The application process is available online. Each organization seeking funding will need to sign up to create a new account regardless of applying in previous grant cycles. Once you have signed up, you can return to the application as necessary to complete the application prior to the deadline. Please note, the following are requirements and must be uploaded to your application:

  • Itemized budget for school/organization technology program. For public schools, this can be the budget for the specific autism program within the school system (include training, accessories & software expenses). Program budget must clearly show how Flutie Foundation funding will be distributed.
  • IRS 501 (c)(3) Tax Determination Letter. If N/A, please include Certificate of Exemption.
  • Most recent 990 Form
  • 2 Recommendation letters


Grant recipients will be required to complete an interim report 6 months after being awarded the funding and a final report 12 months after receipt outlining progress, challenges and overall success. Report guidelines will be provided by the Doug Flutie, Jr. Foundation along with the due dates for the reports. Failure to file a report may affect future consideration of grants from the Flutie Foundation.
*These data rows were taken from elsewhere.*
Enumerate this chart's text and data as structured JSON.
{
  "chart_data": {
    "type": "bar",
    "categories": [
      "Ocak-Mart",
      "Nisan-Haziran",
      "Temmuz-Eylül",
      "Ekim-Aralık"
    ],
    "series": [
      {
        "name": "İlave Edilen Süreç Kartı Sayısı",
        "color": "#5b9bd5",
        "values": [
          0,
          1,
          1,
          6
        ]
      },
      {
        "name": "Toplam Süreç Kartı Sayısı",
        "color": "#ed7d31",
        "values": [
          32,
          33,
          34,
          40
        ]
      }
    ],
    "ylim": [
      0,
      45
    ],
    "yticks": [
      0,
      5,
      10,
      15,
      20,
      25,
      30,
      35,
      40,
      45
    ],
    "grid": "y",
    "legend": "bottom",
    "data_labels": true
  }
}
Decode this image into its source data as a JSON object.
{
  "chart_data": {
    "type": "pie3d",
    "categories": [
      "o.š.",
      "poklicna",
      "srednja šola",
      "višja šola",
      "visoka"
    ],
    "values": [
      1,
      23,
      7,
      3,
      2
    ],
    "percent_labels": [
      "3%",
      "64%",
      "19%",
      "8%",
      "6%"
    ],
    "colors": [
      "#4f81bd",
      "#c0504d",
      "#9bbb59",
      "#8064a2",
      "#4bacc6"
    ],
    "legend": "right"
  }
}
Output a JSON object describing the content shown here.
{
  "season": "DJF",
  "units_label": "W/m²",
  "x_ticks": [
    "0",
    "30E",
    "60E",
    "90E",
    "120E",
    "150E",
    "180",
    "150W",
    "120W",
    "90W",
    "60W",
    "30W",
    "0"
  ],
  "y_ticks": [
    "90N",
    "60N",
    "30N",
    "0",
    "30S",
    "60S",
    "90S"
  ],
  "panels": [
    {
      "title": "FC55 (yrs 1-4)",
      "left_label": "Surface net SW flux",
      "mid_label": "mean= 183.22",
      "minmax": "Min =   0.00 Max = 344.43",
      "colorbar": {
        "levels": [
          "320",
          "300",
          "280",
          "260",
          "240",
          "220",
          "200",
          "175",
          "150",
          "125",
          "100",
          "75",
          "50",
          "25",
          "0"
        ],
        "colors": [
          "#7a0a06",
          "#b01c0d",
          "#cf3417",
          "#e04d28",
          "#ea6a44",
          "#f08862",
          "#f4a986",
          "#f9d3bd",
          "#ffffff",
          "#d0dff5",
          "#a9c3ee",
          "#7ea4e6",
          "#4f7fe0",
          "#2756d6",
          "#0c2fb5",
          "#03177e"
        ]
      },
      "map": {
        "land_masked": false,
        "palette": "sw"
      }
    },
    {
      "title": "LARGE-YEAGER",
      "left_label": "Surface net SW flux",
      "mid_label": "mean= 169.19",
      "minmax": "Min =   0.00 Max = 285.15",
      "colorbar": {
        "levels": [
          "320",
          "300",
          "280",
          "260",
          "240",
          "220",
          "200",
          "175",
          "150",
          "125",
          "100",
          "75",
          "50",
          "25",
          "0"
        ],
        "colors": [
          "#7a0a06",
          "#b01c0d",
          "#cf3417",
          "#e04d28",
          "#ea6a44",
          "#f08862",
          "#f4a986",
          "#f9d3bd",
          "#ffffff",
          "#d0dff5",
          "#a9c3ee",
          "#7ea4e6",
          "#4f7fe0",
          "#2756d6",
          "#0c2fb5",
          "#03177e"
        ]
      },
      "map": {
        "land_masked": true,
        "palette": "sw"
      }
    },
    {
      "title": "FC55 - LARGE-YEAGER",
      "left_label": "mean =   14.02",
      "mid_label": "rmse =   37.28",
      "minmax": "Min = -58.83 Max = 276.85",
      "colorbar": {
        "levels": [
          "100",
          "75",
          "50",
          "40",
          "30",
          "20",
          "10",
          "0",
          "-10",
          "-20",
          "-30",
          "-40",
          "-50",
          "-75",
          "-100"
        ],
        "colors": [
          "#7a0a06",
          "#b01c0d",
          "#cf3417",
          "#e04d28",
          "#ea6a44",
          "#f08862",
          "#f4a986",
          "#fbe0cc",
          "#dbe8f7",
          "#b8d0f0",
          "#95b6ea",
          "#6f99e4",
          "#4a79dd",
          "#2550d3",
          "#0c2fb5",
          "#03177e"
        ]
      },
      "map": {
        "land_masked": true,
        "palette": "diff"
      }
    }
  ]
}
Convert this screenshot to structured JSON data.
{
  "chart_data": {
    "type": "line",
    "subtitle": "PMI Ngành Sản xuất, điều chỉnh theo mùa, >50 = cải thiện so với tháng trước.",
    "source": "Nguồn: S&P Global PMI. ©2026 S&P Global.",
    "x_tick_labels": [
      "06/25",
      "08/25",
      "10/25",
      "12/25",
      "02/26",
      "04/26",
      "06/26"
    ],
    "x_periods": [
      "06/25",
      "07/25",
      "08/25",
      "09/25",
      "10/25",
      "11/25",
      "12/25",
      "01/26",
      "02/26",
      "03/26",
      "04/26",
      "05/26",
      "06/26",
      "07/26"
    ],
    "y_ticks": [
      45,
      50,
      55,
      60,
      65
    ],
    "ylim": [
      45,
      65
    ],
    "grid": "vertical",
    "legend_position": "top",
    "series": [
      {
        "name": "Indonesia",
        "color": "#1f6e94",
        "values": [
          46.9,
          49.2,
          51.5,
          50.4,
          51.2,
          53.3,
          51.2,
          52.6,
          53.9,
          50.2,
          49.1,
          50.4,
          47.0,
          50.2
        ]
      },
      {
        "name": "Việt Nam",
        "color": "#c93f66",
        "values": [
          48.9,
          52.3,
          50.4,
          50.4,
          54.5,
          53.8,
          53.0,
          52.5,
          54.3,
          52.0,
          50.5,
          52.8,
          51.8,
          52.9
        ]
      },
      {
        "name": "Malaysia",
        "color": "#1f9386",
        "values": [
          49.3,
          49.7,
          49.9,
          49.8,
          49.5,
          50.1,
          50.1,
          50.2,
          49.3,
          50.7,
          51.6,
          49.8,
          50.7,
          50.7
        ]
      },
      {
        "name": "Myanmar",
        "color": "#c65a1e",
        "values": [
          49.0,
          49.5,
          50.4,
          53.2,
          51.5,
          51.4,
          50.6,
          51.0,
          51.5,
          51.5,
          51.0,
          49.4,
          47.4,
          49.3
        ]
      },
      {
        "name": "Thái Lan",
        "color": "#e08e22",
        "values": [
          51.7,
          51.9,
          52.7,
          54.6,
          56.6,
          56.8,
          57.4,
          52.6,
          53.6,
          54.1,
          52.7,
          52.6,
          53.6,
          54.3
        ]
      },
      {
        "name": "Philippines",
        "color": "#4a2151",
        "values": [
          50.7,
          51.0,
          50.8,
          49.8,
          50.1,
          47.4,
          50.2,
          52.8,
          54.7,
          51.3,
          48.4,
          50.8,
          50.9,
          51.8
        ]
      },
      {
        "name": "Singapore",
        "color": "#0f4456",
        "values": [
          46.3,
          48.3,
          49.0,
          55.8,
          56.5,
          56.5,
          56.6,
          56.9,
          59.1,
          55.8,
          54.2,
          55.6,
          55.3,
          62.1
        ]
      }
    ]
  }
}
If you have questions regarding the Allison Keller Education Technology Program please contact Lisa Collins at lcollins@flutiefoundation.org

About Ali Keller

Allison Keller is 21 years old and a graduate of Hanover High School in Hanover, NH. Ali was diagnosed with autism at an early age when she exhibited a speech delay. Ali still faces many communication problems and generally uses 2-3 word sentences to express her wishes. She also has some sensory issues and has battled seizures when she reached her teenage years. Through it all, however, Ali has always been upbeat, patient, positive, and brave. She leads an active life and outside school is involved with horseback riding, snowshoeing, swimming, bowling and taking long walks. An active participant in Special Olympics and Unified Track & Field, Ali also loves music and going to movies. A big breakthrough came when Ali was 12 and the Kellers discovered Facilitated Communication (FC) via the computer. They learned that underneath the cloud of autism, there was a bright girl with a great sense of humor who was developing in many ways like a typically developing teenager. The iPad has made facilitated communication that much easier in addition to offering many other benefits.